With the significant increase of Android malware, the APP privacy data leakage incidents occur frequently, which poses a great threat to user property and information security. Specifically, the new malware has the characteristics of high evolution rate and diverse variants, leading to the fact that the current malware detection methods still have three key problems: (1) Difficulty in acquiring Android sample structural features; (2) Weakly in representing malware behavior structure; (3) Poor robustness of the detection model. To address the above limitations, we propose a new malware detection framework MPRLDroid with reinforcement learning. First of all, the MPRLDroid model extracts the Android APP structural features and constructs the heterogeneous information network data based on the semantic call structure between APP, API and permission. Subsequently, the model utilizes reinforcement learning to adaptively generate a meta-path for each sample and combines it with a graph attention network to effectively represent the graph of nodes. Finally, the low-dimensional graph node vector data is brought into the downstream detection task for classification, where the performance change of the classification result is used as a reward function for reinforcement learning. The experimental results demonstrate that the MPRLDroid model, when integrated with reinforcement learning, outperforms the baseline models in terms of performance, and its detection model exhibits greater robustness compared to other models.

Abstract Image

查看原文本刊更多论文

随着安卓恶意软件的大幅增加，APP隐私数据泄露事件频发，对用户财产和信息安全造成了极大威胁。具体而言，新型恶意软件具有进化速度快、变种多样等特点，导致目前的恶意软件检测方法仍存在三个关键问题：（1）难以获取安卓样本结构特征；（2）对恶意软件行为结构的表征能力较弱；（3）检测模型的鲁棒性较差。针对上述局限性，我们提出了一种具有强化学习功能的新型恶意软件检测框架 MPRLDroid。首先，MPRLDroid模型提取了安卓APP的结构特征，并根据APP、API和权限之间的语义调用结构构建了异构信息网络数据。随后，该模型利用强化学习为每个样本自适应生成元路径，并将其与图注意网络相结合，以有效表示节点图。最后，低维图节点向量数据被引入下游检测任务进行分类，分类结果的性能变化被用作强化学习的奖励函数。实验结果表明，与强化学习相结合的 MPRLDroid 模型在性能上优于基线模型，其检测模型与其他模型相比表现出更强的鲁棒性。
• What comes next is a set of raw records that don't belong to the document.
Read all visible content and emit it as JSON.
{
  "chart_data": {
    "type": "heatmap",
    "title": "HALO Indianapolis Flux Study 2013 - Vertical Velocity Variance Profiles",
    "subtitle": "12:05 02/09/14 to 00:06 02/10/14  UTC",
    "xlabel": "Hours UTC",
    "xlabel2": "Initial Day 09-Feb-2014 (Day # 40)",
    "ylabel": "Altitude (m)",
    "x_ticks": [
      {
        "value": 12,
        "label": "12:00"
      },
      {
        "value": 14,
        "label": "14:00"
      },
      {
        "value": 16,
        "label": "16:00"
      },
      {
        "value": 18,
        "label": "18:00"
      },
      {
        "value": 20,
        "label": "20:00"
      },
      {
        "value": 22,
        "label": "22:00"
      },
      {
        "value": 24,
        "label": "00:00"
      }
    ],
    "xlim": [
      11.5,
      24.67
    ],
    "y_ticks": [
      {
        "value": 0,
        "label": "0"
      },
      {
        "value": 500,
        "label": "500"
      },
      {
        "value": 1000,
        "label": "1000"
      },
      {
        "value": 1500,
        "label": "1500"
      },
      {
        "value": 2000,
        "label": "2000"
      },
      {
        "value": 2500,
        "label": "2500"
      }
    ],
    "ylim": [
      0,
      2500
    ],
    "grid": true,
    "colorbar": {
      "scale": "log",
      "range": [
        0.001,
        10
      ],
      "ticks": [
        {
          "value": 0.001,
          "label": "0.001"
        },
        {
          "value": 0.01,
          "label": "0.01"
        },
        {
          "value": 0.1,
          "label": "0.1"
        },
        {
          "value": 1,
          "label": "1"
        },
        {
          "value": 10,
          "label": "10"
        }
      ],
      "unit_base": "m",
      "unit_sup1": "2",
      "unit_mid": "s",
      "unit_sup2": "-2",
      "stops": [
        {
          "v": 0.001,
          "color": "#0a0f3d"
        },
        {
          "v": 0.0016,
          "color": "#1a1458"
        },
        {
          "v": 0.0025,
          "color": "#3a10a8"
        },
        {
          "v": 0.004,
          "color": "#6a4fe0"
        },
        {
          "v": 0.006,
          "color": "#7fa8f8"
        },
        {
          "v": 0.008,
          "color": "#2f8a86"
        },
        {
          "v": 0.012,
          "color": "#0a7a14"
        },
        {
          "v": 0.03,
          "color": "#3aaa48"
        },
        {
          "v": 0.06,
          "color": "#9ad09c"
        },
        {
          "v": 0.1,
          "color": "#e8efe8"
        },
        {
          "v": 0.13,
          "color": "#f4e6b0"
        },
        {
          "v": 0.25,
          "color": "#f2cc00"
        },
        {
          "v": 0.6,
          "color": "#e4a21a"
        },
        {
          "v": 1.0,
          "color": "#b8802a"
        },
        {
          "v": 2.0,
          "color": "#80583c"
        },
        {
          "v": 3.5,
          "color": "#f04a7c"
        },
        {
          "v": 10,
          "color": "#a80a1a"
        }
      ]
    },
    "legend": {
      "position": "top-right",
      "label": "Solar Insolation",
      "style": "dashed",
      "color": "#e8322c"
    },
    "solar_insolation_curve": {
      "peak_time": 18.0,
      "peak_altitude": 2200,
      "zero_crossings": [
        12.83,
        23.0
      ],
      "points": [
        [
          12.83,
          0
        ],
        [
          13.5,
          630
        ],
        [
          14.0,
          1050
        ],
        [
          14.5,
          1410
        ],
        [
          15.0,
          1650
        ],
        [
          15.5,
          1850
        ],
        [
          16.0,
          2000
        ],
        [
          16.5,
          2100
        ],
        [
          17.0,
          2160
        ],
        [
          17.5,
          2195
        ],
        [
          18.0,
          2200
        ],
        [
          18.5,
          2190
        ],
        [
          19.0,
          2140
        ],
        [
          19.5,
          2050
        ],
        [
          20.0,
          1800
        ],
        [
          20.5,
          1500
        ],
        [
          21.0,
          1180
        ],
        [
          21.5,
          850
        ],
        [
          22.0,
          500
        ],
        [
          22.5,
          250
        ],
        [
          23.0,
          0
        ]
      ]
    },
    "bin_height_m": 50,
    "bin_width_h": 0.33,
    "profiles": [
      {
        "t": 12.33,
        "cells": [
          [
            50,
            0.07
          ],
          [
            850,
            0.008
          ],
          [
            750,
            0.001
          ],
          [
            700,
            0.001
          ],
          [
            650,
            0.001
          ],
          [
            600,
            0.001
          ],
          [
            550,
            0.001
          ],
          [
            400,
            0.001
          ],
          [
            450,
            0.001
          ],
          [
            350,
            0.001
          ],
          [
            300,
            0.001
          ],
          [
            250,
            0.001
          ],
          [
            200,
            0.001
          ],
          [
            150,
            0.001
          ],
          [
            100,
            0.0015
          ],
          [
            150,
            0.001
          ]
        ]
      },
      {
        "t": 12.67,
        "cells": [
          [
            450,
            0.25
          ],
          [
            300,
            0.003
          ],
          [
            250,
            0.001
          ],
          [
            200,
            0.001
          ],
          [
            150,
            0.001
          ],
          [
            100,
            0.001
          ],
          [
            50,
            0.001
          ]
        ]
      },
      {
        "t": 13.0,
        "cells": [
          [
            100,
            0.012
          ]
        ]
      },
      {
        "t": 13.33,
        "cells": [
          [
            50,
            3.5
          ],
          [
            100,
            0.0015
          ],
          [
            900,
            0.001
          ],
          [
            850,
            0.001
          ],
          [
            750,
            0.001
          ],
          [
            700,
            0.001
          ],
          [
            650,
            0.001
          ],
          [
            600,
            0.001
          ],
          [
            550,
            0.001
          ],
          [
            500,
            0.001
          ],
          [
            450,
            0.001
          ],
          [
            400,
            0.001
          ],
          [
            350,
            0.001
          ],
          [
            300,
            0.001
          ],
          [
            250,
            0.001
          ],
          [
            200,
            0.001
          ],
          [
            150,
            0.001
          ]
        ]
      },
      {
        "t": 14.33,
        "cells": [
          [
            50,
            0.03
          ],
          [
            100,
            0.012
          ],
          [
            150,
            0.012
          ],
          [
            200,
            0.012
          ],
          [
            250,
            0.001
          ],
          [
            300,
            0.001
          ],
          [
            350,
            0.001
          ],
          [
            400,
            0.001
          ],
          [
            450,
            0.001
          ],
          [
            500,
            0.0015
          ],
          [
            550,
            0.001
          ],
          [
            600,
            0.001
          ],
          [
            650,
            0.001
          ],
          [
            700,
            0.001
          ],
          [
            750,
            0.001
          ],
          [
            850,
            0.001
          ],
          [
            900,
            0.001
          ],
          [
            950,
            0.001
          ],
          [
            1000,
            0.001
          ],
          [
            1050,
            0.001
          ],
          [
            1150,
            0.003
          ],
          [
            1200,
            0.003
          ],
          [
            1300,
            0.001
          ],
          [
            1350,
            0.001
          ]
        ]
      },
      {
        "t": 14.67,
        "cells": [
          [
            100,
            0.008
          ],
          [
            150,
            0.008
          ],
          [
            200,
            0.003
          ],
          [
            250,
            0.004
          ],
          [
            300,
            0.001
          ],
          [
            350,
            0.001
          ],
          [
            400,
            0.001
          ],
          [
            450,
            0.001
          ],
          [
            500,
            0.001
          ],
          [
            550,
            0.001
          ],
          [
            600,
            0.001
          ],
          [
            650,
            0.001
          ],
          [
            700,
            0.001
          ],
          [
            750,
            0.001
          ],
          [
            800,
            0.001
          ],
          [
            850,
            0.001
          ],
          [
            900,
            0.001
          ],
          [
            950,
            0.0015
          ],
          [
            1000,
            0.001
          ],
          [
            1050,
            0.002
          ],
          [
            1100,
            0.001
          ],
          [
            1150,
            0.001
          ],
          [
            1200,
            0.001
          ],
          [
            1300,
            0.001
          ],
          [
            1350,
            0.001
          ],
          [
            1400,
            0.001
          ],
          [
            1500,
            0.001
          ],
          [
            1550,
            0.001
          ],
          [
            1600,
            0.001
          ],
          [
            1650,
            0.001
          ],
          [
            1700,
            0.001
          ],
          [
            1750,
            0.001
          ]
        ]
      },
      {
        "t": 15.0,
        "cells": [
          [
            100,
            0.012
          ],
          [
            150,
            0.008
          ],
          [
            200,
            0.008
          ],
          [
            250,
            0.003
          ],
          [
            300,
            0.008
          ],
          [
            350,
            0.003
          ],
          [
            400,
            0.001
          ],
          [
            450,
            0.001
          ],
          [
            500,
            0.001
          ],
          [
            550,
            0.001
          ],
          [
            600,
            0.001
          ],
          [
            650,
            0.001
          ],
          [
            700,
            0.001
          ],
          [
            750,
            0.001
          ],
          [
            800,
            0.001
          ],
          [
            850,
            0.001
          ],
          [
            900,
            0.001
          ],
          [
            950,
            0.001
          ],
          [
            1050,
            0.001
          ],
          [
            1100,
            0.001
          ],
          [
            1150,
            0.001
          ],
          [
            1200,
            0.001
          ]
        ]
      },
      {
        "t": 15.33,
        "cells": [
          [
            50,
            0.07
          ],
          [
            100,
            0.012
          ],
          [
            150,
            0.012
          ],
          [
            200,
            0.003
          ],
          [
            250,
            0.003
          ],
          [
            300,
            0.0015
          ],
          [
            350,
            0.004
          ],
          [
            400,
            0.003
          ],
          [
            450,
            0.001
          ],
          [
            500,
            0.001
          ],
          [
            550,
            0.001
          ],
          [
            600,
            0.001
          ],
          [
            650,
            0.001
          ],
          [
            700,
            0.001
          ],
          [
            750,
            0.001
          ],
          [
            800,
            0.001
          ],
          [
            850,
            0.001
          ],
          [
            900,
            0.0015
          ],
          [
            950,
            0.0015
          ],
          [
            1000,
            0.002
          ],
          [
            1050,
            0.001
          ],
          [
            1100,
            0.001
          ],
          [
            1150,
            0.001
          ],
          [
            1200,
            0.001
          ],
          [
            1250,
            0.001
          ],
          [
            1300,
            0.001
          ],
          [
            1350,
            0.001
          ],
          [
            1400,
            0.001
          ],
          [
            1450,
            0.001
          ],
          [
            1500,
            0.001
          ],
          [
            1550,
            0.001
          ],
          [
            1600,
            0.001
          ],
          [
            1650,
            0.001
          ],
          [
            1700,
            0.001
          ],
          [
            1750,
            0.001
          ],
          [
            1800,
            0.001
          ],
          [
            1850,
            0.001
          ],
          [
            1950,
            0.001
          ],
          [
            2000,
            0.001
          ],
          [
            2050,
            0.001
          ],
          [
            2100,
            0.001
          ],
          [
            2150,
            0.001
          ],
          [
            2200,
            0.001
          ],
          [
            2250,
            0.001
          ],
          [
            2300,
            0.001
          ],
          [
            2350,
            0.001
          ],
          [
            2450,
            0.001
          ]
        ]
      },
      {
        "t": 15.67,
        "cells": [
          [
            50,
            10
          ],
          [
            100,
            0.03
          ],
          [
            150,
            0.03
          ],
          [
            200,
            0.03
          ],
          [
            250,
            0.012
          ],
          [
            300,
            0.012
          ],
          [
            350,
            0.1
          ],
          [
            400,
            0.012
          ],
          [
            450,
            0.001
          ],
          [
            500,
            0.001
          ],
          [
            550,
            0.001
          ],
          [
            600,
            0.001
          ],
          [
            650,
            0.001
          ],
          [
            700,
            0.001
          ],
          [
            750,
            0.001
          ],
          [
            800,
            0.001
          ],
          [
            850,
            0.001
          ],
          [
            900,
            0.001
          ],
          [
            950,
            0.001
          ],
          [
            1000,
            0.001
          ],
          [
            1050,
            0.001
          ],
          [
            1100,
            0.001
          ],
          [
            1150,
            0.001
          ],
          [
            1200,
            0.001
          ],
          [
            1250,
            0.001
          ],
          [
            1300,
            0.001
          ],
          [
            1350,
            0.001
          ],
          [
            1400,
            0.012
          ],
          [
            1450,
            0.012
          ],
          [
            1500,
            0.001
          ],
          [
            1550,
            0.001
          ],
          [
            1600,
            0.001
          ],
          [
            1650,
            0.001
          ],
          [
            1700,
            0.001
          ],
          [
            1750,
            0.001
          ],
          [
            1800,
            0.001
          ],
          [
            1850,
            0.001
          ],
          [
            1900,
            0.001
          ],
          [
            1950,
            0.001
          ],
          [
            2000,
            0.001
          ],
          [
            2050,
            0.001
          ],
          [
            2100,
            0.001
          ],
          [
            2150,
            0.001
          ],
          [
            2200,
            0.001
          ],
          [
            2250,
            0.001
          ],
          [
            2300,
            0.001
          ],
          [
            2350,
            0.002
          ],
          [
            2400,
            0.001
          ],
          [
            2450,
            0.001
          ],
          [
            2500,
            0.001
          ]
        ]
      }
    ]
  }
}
本文章由计算机程序翻译，如有差异，请以英文原文为准。

求助全文

约1分钟内获得全文求助全文

来源期刊

Applied Intelligence 工程技术-计算机：人工智能

CiteScore

6.60

自引率

20.80%

发文量

1361

审稿时长

5.9 months

期刊介绍： With a focus on research in artificial intelligence and neural networks, this journal addresses issues involving solutions of real-life manufacturing, defense, management, government and industrial problems which are too complex to be solved through conventional approaches and require the simulation of intelligent thought processes, heuristics, applications of knowledge, and distributed and parallel processing. The integration of these multiple approaches in solving complex problems is of particular importance. The journal presents new and original research and technological developments, addressing real and complex issues applicable to difficult problems. It provides a medium for exchanging scientific research and technological achievements accomplished by the international community.